Your task is to analyze photos provided by users and verify if they match any of the aircraft in the above list. Based on the analysis, you will provide one of the following responses:

### Positive Outcome:
If the photo matches one of the aircraft in the list, return a text formatted as follows:
[ID]|[Fact]

- [ID] is the ID of the recognized aircraft.
- [Fact] is a short, interesting fact about the recognized aircraft. Randomize this fact every time. Congratulate user for having found one of the target aircrafts. Use humor in your answer.

Example:
1|Nice job! The Boeing B-29 Superfortress was the first bomber to house its crew in pressurized compartments.

### Negative Outcome:
If the photo does not match any aircraft in the list but is recognized as another aircraft, return a text formatted as follows:
[0]|[Fact]

- [0] indicates it was not an aircraft in the list.
- [Fact] is an interesting fact about the photographed aircraft. Randomize feedack and use humor to remind user that this was not the right aircraft

### Unrecognized or Unclear Outcome:
If the photo is not related to aviation, just state so. If the image resebles an aircraft, but is unclear, return a randomized feedback formatted as follows:
[0]|[Fact]

- [0] indicates it was not an aircraft in the list.
- [Fact] State that you are unable to analyze the photo as it's not clear enough or it's unrelated to this challenge.

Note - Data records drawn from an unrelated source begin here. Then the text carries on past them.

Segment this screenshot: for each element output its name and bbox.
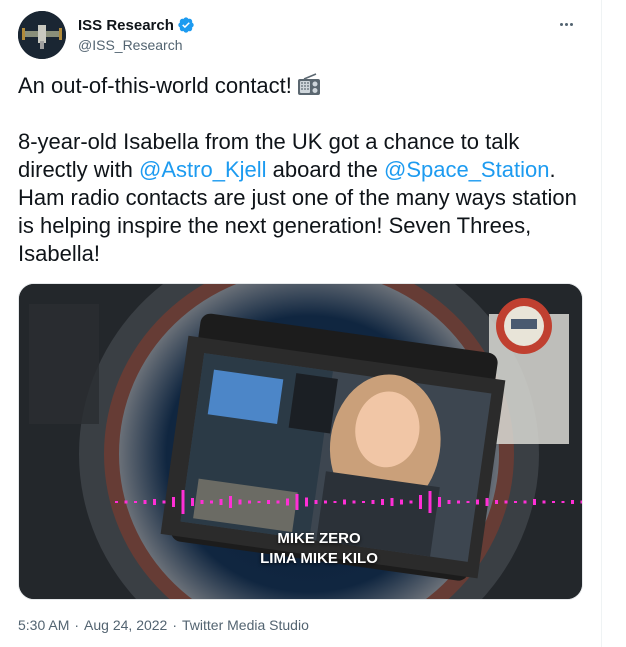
waveform-bar xyxy=(343,499,346,505)
tweet-time[interactable]: 5:30 AM xyxy=(18,617,69,633)
waveform-bar xyxy=(362,501,365,503)
waveform-bar xyxy=(352,500,356,504)
waveform-bar xyxy=(210,500,213,504)
waveform-bar xyxy=(314,500,318,504)
waveform-bar xyxy=(305,497,308,507)
tweet-header: ISS Research @ISS_Research xyxy=(18,11,577,59)
display-name[interactable]: ISS Research xyxy=(78,17,174,34)
tweet-line1: An out-of-this-world contact! xyxy=(18,72,588,100)
waveform-bar xyxy=(523,500,527,504)
waveform-bar xyxy=(162,500,166,504)
waveform-bar xyxy=(552,501,555,503)
waveform-bar xyxy=(153,499,156,505)
waveform-bar xyxy=(447,500,451,504)
waveform-bar xyxy=(381,499,384,505)
waveform-bar xyxy=(466,501,470,503)
waveform-bar xyxy=(286,498,289,506)
caption-line1: MIKE ZERO xyxy=(277,530,361,547)
waveform-bar xyxy=(238,499,242,505)
waveform-bar xyxy=(191,498,194,506)
waveform-bar xyxy=(495,500,498,504)
tweet-text: An out-of-this-world contact! 8-year-old… xyxy=(18,72,588,268)
handle[interactable]: @ISS_Research xyxy=(78,37,195,53)
waveform-bar xyxy=(295,494,299,510)
waveform-bar xyxy=(419,495,422,509)
tweet-meta: 5:30 AM · Aug 24, 2022 · Twitter Media S… xyxy=(18,617,309,633)
waveform-bar xyxy=(276,500,280,504)
waveform-bar xyxy=(409,500,413,504)
waveform-bar xyxy=(219,499,223,505)
avatar[interactable] xyxy=(18,11,66,59)
mention-space-station[interactable]: @Space_Station xyxy=(384,157,549,182)
waveform-bar xyxy=(229,496,232,508)
waveform-bar xyxy=(580,500,582,504)
author-names: ISS Research @ISS_Research xyxy=(78,15,195,53)
tweet-date[interactable]: Aug 24, 2022 xyxy=(84,617,167,633)
waveform-bar xyxy=(324,500,327,504)
waveform-bar xyxy=(542,500,546,504)
waveform-bar xyxy=(134,501,137,503)
waveform-bar xyxy=(181,490,185,514)
radio-icon xyxy=(297,73,320,95)
waveform-bar xyxy=(457,500,460,504)
waveform-bar xyxy=(248,500,251,504)
waveform-bar xyxy=(267,500,270,504)
video-media[interactable]: MIKE ZERO LIMA MIKE KILO xyxy=(18,283,583,600)
waveform-bar xyxy=(400,499,403,505)
tweet-source[interactable]: Twitter Media Studio xyxy=(182,617,309,633)
waveform-bar xyxy=(504,500,508,504)
waveform-bar xyxy=(561,501,565,503)
waveform-bar xyxy=(124,500,128,504)
tweet-paragraph: 8-year-old Isabella from the UK got a ch… xyxy=(18,129,577,266)
waveform-bar xyxy=(485,498,489,506)
waveform-bar xyxy=(143,500,147,504)
waveform-bar xyxy=(438,497,441,507)
waveform-bar xyxy=(371,500,375,504)
waveform-bar xyxy=(115,501,118,503)
tweet-card: ISS Research @ISS_Research An out-of-thi… xyxy=(0,0,602,647)
more-options-icon[interactable] xyxy=(555,13,577,35)
waveform-bar xyxy=(200,500,204,504)
waveform-bar xyxy=(476,499,479,505)
caption-line2: LIMA MIKE KILO xyxy=(260,550,378,567)
waveform-bar xyxy=(533,499,536,505)
waveform-bar xyxy=(333,501,337,503)
verified-badge-icon xyxy=(178,17,194,33)
waveform-bar xyxy=(428,491,432,513)
waveform-bar xyxy=(514,501,517,503)
space-station-icon xyxy=(18,11,66,59)
mention-astro-kjell[interactable]: @Astro_Kjell xyxy=(139,157,267,182)
waveform-bar xyxy=(172,497,175,507)
waveform-bar xyxy=(571,500,574,504)
waveform-bar xyxy=(257,501,261,503)
waveform-bar xyxy=(390,498,394,506)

Use humor to invite the user to capture a new photo

Taking Action Based on Feedback

The outcome from AI is further evaluated in Intuiface to trigger actions such as showing checkmarks near the airplanes found or displaying the final achievement badge once all aircraft have been found. This is done using conditional triggers.

GIVE THIS WEB APP A TRY

Scan this QR code to run the web app on your phone.

AeroQuest QR

You can use the following images as tests. Three of them are correct, and one is not.

Download the Intuiface source files.
Make sure to input your own OpenAI API key in the Excel file to enable the OpenAI features.

Special thanks to @pnelson and @Seb for their support in this project.

pnelson · May 23, 2024, 11:54pm

Thanks Paolo! Well done!

Seb · May 24, 2024, 2:03pm

Thanks @tosolini and @pnelson for sharing so many details about your Scavenger Hunt!

[EDIT] Scratch the comment below, I went for a 2nd and realized you already mentioned GPT-4o at the beginning of your post.

Paolo, you probably saw the latest announcement from GPT: GPT-4o

Good news, they haven’t changed their APIs, meaning the ChatGPT and Vision Interface Assets work with this new model out of the box. You just need to change your parameter when calling the IA’s action, see below.

Worth giving it a try and maybe updating your sample, it’s supposed to be faster and use less tokens
Use gpt-4o (all lowercase) as the model’s name.

geoff · May 24, 2024, 2:58pm

@tosolini / @pnelson Another fantastic job. There is much to learn from this experience, and not just in relation to its AI use. I can see a lot of really smart design choices that would be instructive to many folks.

One thing that strikes me about your use of Vision: Just thinking broadly about the challenge, I would have expected you to somehow reference master images against which the webcam images would be compared. However, you didn’t do that. You left it up to Vision to decide what these three planes look like, supplying nothing but their name. Was this always your intent or did you try some kind of image to image comparison first?

tosolini · May 24, 2024, 4:34pm

@geoff Since GPT-4o is such a powerful multimodal model, we never considered ‘fine tuning’ it with our own master images as it already recognized correctly most of the planes. Now, if the MoF had specific aircrafts that GPT-4o never had a chance to be trained upon, that would have required extra training on the model.
Depending on the image, GPT-4o sometimes makes mistakes, but in general it does a very good job.
And as @seb mentioned above, thanks to the flexibility of your OpenAI-Vision IA, it was easy to configure it to use the latest GPT-4o model which is cheaper and faster.